Cette situation est parfaitement illustrée dans la Parole d’Allâh — Exalté soit-Il — : « Si vous ne lui portez pas secours, Dieu l’assista quand, banni par les dénégateurs avec un seul compagnon, tous deux se trouvaient dans une grotte. Lors il dit à son compagnon : « Ne sois pas triste : Dieu est avec nous ». Et Dieu fit descendre sur lui Sa sérénité, le conforta d’armées invisibles à vos yeux, et mit à bas la parole des dénégateurs, alors que la Parole de Dieu fut la plus haute. Dieu est Tout-Puissant et Sage. » [11]

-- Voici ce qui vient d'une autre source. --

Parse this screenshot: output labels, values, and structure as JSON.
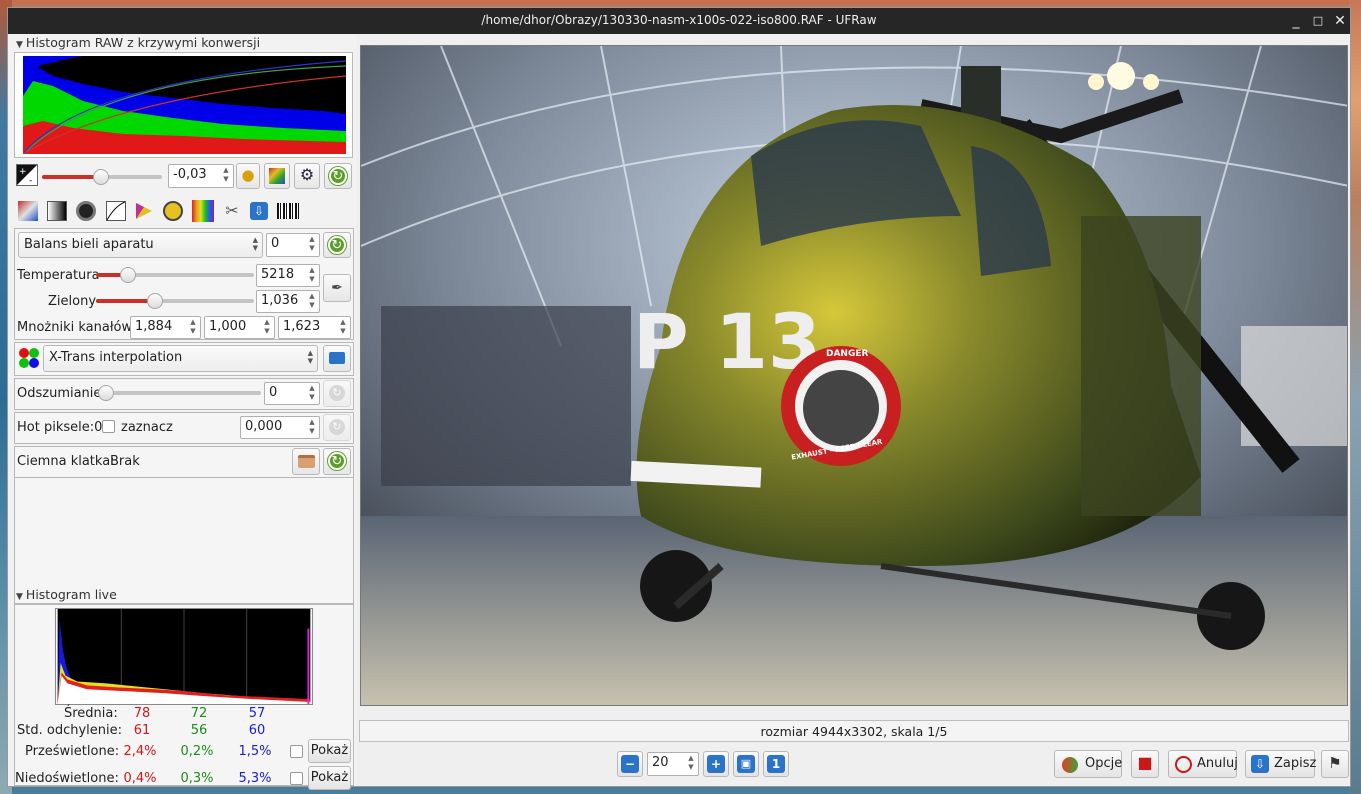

Le matin du quatrième jour, le guide ʿAbd Allâh Ibn Urayqit leur apporta leurs montures. Les deux compagnons partirent en compagnie de ʿÂmir Ibn Fuhayrah et du guide dilite [12]. Ce dernier les conduisit au Sud de la Mecque c’est-à-dire par le chemin littoral. [13]
Sur le trajet, le convoi béni passa par deux tentes appartenant à Umm Miʿbad Al-Khuzâʿiyyah, une femme solide dotée d’un caractère fort, qui s’asseyait à l’entrée de sa tente et offrait nourriture et boisson aux passants. Le Prophète — paix et bénédictions sur lui — lui demanda si elle avait quelque chose à leur offrir. Elle répondit : « Par Allâh, si j’avais la moindre chose, je ne vous refuserais pas l’hospitalité. Mais la chèvre n’a jamais connu le bouc et la sécheresse a été intense cette année. » Voyant une chèvre à côté de la tente, le Messager d’Allâh — paix et bénédictions sur lui — lui demanda : « Qu’est-ce que cette chèvre, Umm Miʿbad ? » Elle expliqua : « Une chèvre trop fatiguée pour suivre le troupeau. » Il lui demanda : « Donne-t-elle du lait ? » Elle répondit : « Elle est bien trop fatiguée pour ça. » Il lui demanda : « Me permettrais-tu de la traire ? » Elle répondit : « Oh que oui, par mes père et mère, si tu lui trouves quelque chose à traire, trais-la. » Alors, le Prophète — paix et bénédictions sur lui — passa sa main sur son pis, mentionna le Nom d’Allâh et fit des invocations. Sur ce, le lait gicla du pis de la chèvre qui venait de s’emplir. Le Prophète demanda un grand bol susceptible d’étancher la soif d’un groupe de gens. Il y traya la chèvre jusqu’à ce que la mousse arrive au bord du bol. Il tendit le lait à Umm Miʿbad qui but à satiété, puis le tendit à ses compagnons qui burent à satiété également. Puis il but à son tour et traya de nouveau la chèvre remplissant le bol qu’il laissa à leur hôtesse, après quoi le convoi se remit en route. Peu après, son époux Abû Miʿbad rentra, conduisant devant lui un troupeau de chèvres frêles qui peinaient à aligner les pas. Il s’étonna de trouver du lait : « D’où vient ce lait, alors que la chèvre n’a pas connu le bouc et qu’il n’y a aucune laitière à la maison ? » Elle répondit : « Par Allâh, je n’y suis pas pour grand chose, si ce n’est qu’un saint homme est passé par chez nous, etc. » Il dit : « Par Allâh, je crois bien que c’est l’homme que les Qurayshites recherchent. » [14]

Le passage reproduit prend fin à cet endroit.